Last night for FHE we talked about building a loving home together. We played an FHE game I took off the internet that had a path, you rolled die and decided whether the description on the space in which you landed helped build good, happy families. With each roll we put together a piece of a puzzle which in the end, of course, ended being a home with a "happy" family standing right outside. We then decided to build our own haunted (home) mansion. I know you all thought I was trying to poison my children with all the orange and green dye in the frosting...the thought may have crossed my mind after the first 30 disagreements but murder is foul and Dave and I couldn't possibly build a happy family without kids.....or could we??? I jest of course, we love them both more than either one of us could possibly imagine. When I look at these two loves of my life I am over come with joy and gratitude. So of course this too will pass but I think Dave and I are aiming for the eternities for the happy part--this is kind of hard. But we're good. We really are.


Dave took some pics of the kids before bedtime last night. I thought he was a regular Ansel Adams with the lens. Of course the objects don't hurt being so dang cute!
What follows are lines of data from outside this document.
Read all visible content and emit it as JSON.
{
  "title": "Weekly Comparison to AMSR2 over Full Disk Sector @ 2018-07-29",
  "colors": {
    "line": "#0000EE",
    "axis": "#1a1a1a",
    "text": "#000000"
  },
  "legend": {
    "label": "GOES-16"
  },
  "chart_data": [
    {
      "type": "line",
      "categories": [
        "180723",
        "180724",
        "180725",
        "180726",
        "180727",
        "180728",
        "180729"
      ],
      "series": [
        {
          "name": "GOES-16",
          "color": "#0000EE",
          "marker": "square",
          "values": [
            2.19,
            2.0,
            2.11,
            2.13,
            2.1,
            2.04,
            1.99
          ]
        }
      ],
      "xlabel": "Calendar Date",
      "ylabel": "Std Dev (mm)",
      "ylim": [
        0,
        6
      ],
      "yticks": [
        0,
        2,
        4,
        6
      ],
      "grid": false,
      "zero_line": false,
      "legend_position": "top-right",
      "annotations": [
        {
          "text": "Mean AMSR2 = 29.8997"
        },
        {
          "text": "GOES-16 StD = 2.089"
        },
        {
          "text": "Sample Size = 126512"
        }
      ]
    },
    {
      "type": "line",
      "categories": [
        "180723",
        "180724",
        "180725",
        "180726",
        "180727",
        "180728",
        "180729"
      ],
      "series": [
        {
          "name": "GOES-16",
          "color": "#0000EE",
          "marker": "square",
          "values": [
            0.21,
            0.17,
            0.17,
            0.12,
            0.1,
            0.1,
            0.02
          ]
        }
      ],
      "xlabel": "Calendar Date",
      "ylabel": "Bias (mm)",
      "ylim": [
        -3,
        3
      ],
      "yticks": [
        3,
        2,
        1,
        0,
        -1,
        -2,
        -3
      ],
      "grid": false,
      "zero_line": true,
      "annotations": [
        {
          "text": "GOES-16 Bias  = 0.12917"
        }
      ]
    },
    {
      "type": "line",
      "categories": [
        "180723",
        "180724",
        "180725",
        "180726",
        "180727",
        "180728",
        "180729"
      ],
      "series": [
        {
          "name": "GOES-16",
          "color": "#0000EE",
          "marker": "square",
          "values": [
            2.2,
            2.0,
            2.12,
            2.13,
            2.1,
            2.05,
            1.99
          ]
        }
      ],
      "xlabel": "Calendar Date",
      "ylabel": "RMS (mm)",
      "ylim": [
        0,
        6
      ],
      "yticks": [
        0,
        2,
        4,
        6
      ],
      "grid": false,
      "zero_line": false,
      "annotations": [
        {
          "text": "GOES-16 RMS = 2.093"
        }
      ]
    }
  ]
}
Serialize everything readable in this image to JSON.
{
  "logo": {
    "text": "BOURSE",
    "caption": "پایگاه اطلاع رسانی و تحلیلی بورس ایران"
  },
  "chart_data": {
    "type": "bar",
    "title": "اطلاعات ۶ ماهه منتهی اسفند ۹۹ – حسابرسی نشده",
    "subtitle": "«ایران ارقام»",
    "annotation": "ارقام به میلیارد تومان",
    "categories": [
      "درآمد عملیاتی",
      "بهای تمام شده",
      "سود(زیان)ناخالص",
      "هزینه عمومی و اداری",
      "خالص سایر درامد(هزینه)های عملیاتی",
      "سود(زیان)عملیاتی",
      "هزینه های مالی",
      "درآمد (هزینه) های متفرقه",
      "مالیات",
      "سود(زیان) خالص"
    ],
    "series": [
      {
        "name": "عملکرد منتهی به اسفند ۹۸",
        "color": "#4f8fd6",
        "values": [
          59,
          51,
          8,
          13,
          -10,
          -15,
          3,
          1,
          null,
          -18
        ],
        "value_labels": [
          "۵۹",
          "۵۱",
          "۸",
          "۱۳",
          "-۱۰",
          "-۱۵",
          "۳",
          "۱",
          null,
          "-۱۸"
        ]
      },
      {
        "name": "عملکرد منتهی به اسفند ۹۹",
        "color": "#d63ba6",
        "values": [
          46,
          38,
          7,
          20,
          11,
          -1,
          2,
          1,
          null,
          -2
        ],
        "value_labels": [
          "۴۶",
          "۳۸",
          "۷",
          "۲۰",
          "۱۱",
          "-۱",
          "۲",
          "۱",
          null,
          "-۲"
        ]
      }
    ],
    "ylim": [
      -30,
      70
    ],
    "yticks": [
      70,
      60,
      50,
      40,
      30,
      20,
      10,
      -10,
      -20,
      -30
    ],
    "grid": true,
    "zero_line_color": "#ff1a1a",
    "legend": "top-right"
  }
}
Wednesday, October 7, 2009

Here she comes......

Well it's been almost a week. We feel so blessed to have Sofie here with us. What a dream. She and Sam play so well together--mom is quick to remind me that this is the "honeymoon" period and to prepare myself when real life hits. It almost hit today. Sof was ready for a nap and so she wasn't ready to play--rather ride bikes with him. That really is their bond right now and I'm not going to lie a huge relief for me not to have to play (always) with him. He LOVES her. He's protective of her and he loves her toys. Her dishes to be exact. But what could be better than a working toy blender? I'm not sure what we were thinking by buying car, after car, after, car when we could have just gone down the girl isle at Target and purchased a blender! Much time and money could have been saved.
This is Sofie's first day of school outfit. SO CUTE! I wish you could see it all with her darling silver shoes. She wouldn't stand and pose I was so bummed but Carrie seems to think she was done after having to have had to pose continually for her photo shoot previously. Could be. This child is remarkably beautiful and smart. Really smart. As a whip.
I cannot get her to stand and pose. I am thinking I need to change my approach. Here she is before school. She likes school ok but she's says everyday "I'm a little shy". And she is but wow will she open up when she gets comfortable. She's a talker.....a little different from my not so shy but non communicator boy. Girls!
We've had a good week and really trying to keep things in our routine. Mom came--thank heavens, to help me with the homeless dinner. She of course saved the day and it was a success due to, I'm certain, mom's help. She certainly keeps on task and works so very hard. Needless to say the 70 year old woman kicked my tail.

We're all so happy she's here but Sam was especially happy because Grandma brought this terribly soft KU sweatshirt. It's OK if it's a little big. It will be good to grow into--he thought. Don't say it dad--I know he needs a (very little) trim!
Here's my soccer player. He's not the most skilled but he can sure beat anyone down the field. We figure we have time to work on skill. Coach Scott by the way is one of the best coaches ever--and I might add--with all my loved pledged to Dave of course--easy on the eyes.